Since J.J. sometimes has difficulty with “bigger picture” thinking, I thought we would conquer the story one part at a time. I figured it would be helpful to start with Character Development. (I realize now how ridiculous it may sound to tell a 7 year old that we are going to work on Character Development…but to be fair I simply asked him who he wanted in the story and what each of their characteristics were). I thought this would go swiftly, especially since he chose to write about the “Bird Family” which he made up and draws about all the time. However, almost every one of my questions was met with an “I don’t know” or simply no answer at all. Yet, after several tries and some input from good ol’ Mom and Dad, J.J. finally had his set of characters for the story.
Yesterday, we tried revisiting the story, this time trying to begin building upon the details and events. Where did the Bird Family live? What did they do? I tried offering big picture questions, detailed questions, suggestions, examples…everything I could think of without giving him any answers or writing the story-line for him. Again, after several tries and many breaks in between…we only had a few new pieces of information for the story.
We need to try new things. We need new strategies. We need to let our writing efforts rest for awhile, in hopes that he will have some sort of interest at a later date. Right now, I think J.J. and I need to focus on things he wants to learn about. Things of his choosing. After all, how is he going to actually learn and retain any new information unless he has some interest in it? How are we going to have a good homeschool experience if I am constantly trying to force him to learn certain things, or be creative in certain ways? It’s simply not going to work. In a strange contrast, the older J.J. gets, the more reasonable, yet more strong-willed he becomes.
So, I had J.J. compile a list of things he is currently interested in and wants to learn more about. He came up with: Dr. Seuss (as a person and writer), “Horten’s Miraculous Mechanisms” and “Horten’s Incredible Illusions”, Magic and Magicians, Architecture, Somalia, India, Mexico, Aztecs, and Plants.
Quite an interesting list if you ask me!
We will certainly still do lots of math and reading and other “core” requirements. We will just do the bulk of our learning in a different sort of way. It will be largely literature-based as we learn this new information about his topics of choice, but I told him I expect him to be able to pay careful attention when reading, watching, or listening about these topics and to be able to tell me what he just learned.
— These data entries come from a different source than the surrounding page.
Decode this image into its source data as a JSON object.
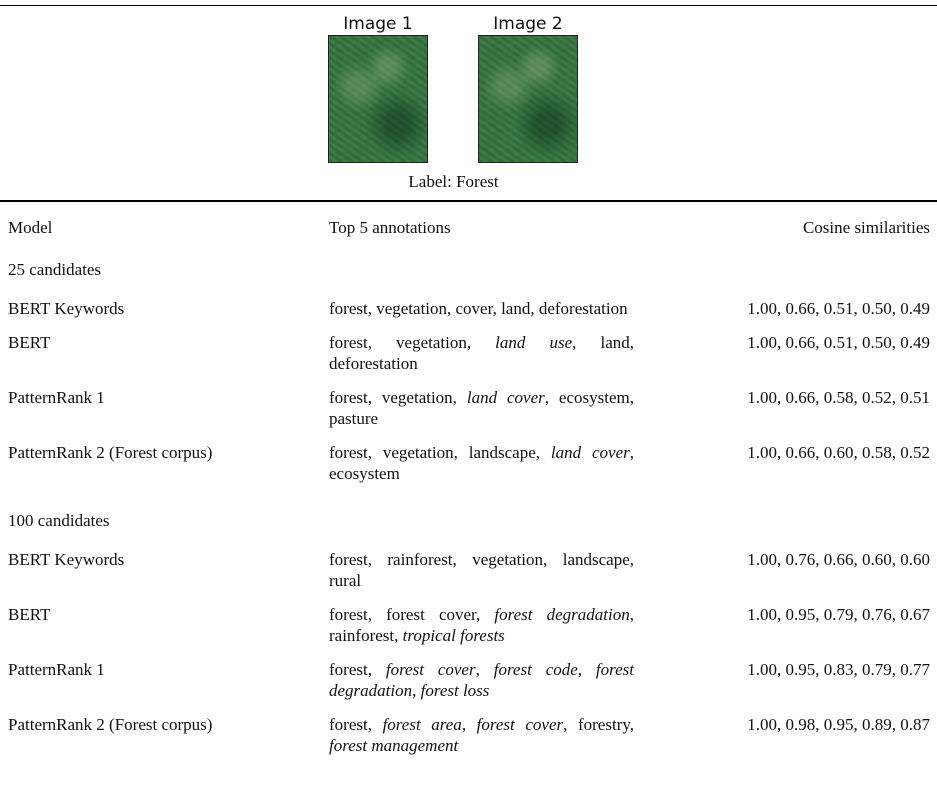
{
  "figure": {
    "images": [
      "Image 1",
      "Image 2"
    ],
    "label": "Label: Forest"
  },
  "table": {
    "headers": [
      "Model",
      "Top 5 annotations",
      "Cosine similarities"
    ],
    "sections": [
      {
        "title": "25 candidates",
        "rows": [
          {
            "model": "BERT Keywords",
            "annotations": [
              {
                "text": "forest, vegetation, cover, land, deforestation",
                "italic": false
              }
            ],
            "similarities": "1.00, 0.66, 0.51, 0.50, 0.49"
          },
          {
            "model": "BERT",
            "annotations": [
              {
                "text": "forest, vegetation, ",
                "italic": false
              },
              {
                "text": "land use",
                "italic": true
              },
              {
                "text": ", land, deforestation",
                "italic": false
              }
            ],
            "similarities": "1.00, 0.66, 0.51, 0.50, 0.49"
          },
          {
            "model": "PatternRank 1",
            "annotations": [
              {
                "text": "forest, vegetation, ",
                "italic": false
              },
              {
                "text": "land cover",
                "italic": true
              },
              {
                "text": ", ecosystem, pasture",
                "italic": false
              }
            ],
            "similarities": "1.00, 0.66, 0.58, 0.52, 0.51"
          },
          {
            "model": "PatternRank 2 (Forest corpus)",
            "annotations": [
              {
                "text": "forest, vegetation, landscape, ",
                "italic": false
              },
              {
                "text": "land cover",
                "italic": true
              },
              {
                "text": ", ecosystem",
                "italic": false
              }
            ],
            "similarities": "1.00, 0.66, 0.60, 0.58, 0.52"
          }
        ]
      },
      {
        "title": "100 candidates",
        "rows": [
          {
            "model": "BERT Keywords",
            "annotations": [
              {
                "text": "forest, rainforest, vegetation, land­scape, rural",
                "italic": false
              }
            ],
            "similarities": "1.00, 0.76, 0.66, 0.60, 0.60"
          },
          {
            "model": "BERT",
            "annotations": [
              {
                "text": "forest, forest cover, ",
                "italic": false
              },
              {
                "text": "forest degrada­tion",
                "italic": true
              },
              {
                "text": ", rainforest, ",
                "italic": false
              },
              {
                "text": "tropical forests",
                "italic": true
              }
            ],
            "similarities": "1.00, 0.95, 0.79, 0.76, 0.67"
          },
          {
            "model": "PatternRank 1",
            "annotations": [
              {
                "text": "forest, ",
                "italic": false
              },
              {
                "text": "forest cover",
                "italic": true
              },
              {
                "text": ", ",
                "italic": false
              },
              {
                "text": "forest code",
                "italic": true
              },
              {
                "text": ", ",
                "italic": false
              },
              {
                "text": "for­est degradation",
                "italic": true
              },
              {
                "text": ", ",
                "italic": false
              },
              {
                "text": "forest loss",
                "italic": true
              }
            ],
            "similarities": "1.00, 0.95, 0.83, 0.79, 0.77"
          },
          {
            "model": "PatternRank 2 (Forest corpus)",
            "annotations": [
              {
                "text": "forest, ",
                "italic": false
              },
              {
                "text": "forest area",
                "italic": true
              },
              {
                "text": ", ",
                "italic": false
              },
              {
                "text": "forest cover",
                "italic": true
              },
              {
                "text": ", forestry, ",
                "italic": false
              },
              {
                "text": "forest management",
                "italic": true
              }
            ],
            "similarities": "1.00, 0.98, 0.95, 0.89, 0.87"
          }
        ]
      }
    ]
  }
}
I estimate the list of topics will take anywhere from a couple of weeks to a full month to explore in-depth. However, I am not pinning any sort of timeline or deadline for it…since I know what happens when I try to put those sorts of requirements on things of this nature. It simply won’t adhere to my expectations. Instead, I am going to try to have fun with this and make it fun for J.J. as well. After all, I’m sure I will learn just as much as him in the process!
This will certainly be an interesting experiment, and I am sincerely looking forward to it!